Job hunting should be considered a job in itself. The amount of hours spent combing the internet, uploading résumés only to fill out online applications, and sending dozens of emails out like a Hail Mary pass can make you start to doubt yourself. There has to be a better way, right?
Some of the traditional ways we look for jobs are a thing of the past, according to MarketWatch, which was adapted from “What Color Is Your Parachute? 2017 Edition” by Richard N. Bolles. Luckily, a few of the tried and true methods will still pull through for you but how do you know which will work and which will flop? Bolles listed his top 10 methods and I pulled my favorite from there. Check out the list below for recommendations and some stats to back up those claims, too.
1. Looking for employers’ job postings on the internet.

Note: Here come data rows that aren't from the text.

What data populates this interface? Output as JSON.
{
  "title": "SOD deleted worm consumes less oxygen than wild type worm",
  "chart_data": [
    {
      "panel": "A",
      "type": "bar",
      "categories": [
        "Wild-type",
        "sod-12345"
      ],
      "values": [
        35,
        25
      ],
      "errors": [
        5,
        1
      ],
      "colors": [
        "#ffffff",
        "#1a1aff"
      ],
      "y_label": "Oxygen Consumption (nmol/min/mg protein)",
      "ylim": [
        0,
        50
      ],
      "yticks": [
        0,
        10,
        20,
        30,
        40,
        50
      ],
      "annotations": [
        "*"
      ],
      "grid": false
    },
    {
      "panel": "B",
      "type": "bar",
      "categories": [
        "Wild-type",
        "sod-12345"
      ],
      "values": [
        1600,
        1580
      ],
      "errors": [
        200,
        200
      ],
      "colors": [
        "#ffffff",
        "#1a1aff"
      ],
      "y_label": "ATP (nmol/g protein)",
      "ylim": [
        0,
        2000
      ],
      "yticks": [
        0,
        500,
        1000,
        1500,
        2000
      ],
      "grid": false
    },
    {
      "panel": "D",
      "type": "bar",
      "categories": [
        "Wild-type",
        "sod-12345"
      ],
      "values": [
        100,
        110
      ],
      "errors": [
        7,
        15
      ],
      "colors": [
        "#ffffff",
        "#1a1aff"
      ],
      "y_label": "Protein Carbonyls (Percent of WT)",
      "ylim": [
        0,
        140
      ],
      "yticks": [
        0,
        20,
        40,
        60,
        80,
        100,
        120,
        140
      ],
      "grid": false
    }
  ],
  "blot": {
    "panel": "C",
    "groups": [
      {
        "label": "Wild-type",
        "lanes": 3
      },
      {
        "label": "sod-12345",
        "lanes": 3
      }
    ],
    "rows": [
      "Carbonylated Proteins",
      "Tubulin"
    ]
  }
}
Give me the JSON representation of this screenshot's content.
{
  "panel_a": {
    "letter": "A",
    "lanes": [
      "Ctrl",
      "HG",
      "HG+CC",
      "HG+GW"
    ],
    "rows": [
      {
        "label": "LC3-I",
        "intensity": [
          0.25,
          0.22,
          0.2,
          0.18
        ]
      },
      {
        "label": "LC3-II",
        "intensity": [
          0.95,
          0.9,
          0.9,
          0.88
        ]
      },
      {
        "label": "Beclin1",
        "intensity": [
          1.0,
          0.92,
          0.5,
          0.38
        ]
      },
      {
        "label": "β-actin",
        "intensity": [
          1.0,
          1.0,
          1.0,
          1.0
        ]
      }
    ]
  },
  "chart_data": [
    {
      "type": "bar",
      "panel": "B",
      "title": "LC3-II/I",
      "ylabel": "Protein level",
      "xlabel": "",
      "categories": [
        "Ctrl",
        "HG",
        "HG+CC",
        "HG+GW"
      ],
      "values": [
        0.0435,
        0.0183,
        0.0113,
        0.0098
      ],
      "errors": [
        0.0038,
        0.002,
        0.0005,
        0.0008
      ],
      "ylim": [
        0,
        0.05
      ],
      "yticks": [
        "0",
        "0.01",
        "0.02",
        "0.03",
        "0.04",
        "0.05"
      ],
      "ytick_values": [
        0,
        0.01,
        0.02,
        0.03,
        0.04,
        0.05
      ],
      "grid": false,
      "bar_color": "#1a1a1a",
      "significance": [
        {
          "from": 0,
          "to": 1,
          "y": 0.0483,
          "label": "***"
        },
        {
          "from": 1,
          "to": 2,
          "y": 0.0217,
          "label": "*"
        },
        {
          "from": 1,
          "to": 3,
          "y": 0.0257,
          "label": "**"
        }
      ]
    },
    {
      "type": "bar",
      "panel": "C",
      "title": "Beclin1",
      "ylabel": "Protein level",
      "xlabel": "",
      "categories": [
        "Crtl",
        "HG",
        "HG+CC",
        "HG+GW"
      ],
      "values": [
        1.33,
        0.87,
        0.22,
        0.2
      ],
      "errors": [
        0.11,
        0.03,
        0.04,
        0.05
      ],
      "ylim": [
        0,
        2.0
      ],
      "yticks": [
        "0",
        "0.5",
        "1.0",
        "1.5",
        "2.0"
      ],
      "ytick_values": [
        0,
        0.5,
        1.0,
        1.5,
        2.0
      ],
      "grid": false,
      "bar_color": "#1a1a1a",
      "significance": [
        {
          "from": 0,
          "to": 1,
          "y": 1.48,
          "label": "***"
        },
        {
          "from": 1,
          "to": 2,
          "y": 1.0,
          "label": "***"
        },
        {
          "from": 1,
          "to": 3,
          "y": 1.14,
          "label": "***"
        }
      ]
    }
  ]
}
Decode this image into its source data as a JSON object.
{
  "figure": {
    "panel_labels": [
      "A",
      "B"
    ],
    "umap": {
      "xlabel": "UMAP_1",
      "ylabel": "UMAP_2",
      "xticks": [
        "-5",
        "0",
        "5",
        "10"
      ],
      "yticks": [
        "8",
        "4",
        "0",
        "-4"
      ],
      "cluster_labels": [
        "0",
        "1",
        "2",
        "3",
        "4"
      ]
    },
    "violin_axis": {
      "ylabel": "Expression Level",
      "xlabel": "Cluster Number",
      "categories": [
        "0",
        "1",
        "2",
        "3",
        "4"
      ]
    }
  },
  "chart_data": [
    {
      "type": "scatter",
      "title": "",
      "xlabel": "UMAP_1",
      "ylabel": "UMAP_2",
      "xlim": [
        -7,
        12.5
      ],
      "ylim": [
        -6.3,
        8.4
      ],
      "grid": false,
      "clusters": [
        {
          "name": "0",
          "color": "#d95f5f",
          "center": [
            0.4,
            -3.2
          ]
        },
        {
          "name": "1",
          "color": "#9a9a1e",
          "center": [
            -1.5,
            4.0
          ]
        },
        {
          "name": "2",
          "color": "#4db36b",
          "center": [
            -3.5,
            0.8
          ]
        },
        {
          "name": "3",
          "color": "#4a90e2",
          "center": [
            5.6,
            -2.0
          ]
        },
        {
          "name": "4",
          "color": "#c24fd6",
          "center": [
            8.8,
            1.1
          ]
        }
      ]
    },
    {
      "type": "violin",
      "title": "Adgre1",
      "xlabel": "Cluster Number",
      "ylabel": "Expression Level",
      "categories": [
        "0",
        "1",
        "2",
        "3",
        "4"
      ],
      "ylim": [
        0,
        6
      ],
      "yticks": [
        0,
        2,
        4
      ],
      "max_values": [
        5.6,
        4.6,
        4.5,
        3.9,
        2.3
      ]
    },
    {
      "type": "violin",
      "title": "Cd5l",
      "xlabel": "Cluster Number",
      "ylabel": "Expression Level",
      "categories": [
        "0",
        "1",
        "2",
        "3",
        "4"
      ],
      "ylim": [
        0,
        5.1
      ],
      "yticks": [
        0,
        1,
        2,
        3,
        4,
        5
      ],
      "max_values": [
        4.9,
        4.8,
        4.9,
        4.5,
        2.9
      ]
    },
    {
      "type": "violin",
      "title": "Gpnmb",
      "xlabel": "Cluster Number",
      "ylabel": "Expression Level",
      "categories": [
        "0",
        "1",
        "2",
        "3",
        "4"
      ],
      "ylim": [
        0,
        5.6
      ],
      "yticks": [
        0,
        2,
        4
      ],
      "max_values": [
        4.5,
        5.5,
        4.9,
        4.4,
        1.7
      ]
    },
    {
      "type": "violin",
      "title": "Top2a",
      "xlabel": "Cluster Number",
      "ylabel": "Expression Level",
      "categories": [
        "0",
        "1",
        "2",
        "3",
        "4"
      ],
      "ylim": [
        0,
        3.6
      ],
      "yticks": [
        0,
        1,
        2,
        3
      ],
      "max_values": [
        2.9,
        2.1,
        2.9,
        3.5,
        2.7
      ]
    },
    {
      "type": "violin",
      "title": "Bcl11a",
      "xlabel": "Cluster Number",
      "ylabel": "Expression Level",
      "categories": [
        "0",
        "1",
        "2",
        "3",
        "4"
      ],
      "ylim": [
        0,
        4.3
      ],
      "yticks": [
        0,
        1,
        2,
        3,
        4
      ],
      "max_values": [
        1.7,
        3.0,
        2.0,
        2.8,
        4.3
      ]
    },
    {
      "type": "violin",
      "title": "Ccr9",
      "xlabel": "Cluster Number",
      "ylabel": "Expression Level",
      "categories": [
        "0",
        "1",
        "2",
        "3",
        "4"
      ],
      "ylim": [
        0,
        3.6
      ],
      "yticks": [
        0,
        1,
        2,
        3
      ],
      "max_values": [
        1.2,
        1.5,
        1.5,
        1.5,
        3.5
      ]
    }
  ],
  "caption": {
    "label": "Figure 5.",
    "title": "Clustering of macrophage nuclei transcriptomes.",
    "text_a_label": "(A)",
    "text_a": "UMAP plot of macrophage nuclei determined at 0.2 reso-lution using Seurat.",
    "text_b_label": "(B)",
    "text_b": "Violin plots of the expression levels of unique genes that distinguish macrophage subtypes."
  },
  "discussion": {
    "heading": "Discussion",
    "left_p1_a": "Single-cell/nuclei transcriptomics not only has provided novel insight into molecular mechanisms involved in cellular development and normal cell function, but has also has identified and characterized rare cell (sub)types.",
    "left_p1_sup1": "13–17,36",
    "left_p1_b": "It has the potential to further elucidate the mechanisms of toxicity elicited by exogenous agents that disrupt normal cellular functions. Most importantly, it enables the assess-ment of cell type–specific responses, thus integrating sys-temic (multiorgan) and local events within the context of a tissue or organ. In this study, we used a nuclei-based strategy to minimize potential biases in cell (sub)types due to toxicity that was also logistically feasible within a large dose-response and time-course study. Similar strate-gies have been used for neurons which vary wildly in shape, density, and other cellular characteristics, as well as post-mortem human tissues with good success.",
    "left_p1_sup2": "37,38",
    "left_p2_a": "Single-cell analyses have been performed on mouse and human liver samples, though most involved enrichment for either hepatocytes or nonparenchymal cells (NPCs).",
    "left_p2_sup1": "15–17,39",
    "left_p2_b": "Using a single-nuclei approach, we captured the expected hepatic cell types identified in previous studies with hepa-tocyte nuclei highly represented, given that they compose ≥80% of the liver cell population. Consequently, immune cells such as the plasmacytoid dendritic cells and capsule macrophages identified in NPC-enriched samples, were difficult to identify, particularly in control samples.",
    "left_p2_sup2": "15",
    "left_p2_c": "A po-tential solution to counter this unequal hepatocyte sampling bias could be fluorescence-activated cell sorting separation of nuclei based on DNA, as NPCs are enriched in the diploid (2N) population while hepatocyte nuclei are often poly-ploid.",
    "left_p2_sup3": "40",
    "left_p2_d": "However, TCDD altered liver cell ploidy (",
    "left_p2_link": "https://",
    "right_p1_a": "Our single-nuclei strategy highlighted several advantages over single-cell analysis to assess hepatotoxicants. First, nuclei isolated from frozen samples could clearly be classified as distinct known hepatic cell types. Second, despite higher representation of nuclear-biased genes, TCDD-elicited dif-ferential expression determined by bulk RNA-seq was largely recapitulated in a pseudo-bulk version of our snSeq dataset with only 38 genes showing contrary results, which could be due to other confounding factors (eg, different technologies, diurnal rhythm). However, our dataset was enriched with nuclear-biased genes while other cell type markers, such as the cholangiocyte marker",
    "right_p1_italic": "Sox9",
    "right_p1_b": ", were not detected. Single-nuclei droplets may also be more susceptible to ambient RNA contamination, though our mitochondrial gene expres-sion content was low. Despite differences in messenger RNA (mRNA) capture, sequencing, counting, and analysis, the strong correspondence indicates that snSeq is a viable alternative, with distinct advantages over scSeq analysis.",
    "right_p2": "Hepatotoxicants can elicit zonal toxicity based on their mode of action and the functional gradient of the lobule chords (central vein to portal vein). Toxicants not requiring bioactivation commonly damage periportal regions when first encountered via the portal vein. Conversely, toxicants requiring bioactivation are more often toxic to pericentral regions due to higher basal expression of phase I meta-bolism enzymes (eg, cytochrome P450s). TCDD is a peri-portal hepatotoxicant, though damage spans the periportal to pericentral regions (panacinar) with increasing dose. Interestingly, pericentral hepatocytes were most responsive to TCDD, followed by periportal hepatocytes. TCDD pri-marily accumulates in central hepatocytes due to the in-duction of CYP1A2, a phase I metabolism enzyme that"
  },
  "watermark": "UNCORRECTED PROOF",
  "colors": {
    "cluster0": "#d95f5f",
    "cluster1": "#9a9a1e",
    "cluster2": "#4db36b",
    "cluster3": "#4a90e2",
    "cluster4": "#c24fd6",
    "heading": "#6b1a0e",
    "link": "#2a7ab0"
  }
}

So, to start things off, let’s look at how we all generally apply to jobs – looking at postings online. This has to have the highest success rate, right?
“This method apparently works just 4% of the time, on average.”
Ouch. Apparently we’ve all been doing it wrong. Get off your computer and out into the world is probably the best first step to take!
2. Posting, or mailing out, your résumé to employers.
Remember the good ol’ days when you could mass distribute your resume and get a dozen responses? This is no longer true.
“One study suggested that only 1 out of 1,470 résumés actually resulted in a job. Another found the figure to be even worse: 1 job offer for every 1,700 résumés floating around out there.”
Basically, don’t waste your time and especially don’t waste all that paper, either!
3. Answering local newspaper ads.
What? Newspapers are still being printed? Apparently so and applying for a job through one of these ads works between 5% and 24% of the time. But if you’re looking for a high-paying position, this may not be the best route for you, as it seems the lower-level salary bracket has better luck here.
6. “Job Clubs.”
This is something I haven’t heard of before. A job club? What do you do, meet up and commiserate about your fruitless searches? Apparently it’s much, much more.
“When the late Nathan Azrin coined the term, it meant that job hunting was a 9 to 5 job, Monday through Friday, every week, for group members. You met with other job hunters between 9 a.m. and noon each day. From 1 to 5, you went out and visited places individually, doing informational interviews or keeping appointments you’d set up. Before going out, you’d share with the group what kind of job you were looking for, so you had other eyes out looking for leads. These job clubs had success rate of 84%.”
How can we make this a thing again?
9. Asking for job leads.
This seems to be one of your best bets out of these dismal percentages. Ask around, post statuses on Facebook or Twitter, reach out through LinkedIn. Ask people for leads! It works 33% of the time. Your odds are almost five times better doing this than just spamming employers with your résumé.
10. Knocking on the door of any employer, office or manufacturing plant.
If you’re more of the type that is better at going at it alone than joining a job club, then this is easily your best bet, especially if it’s a small business. 47% of the time, if you walk in and are face-to-face with owners, you will likely land a job.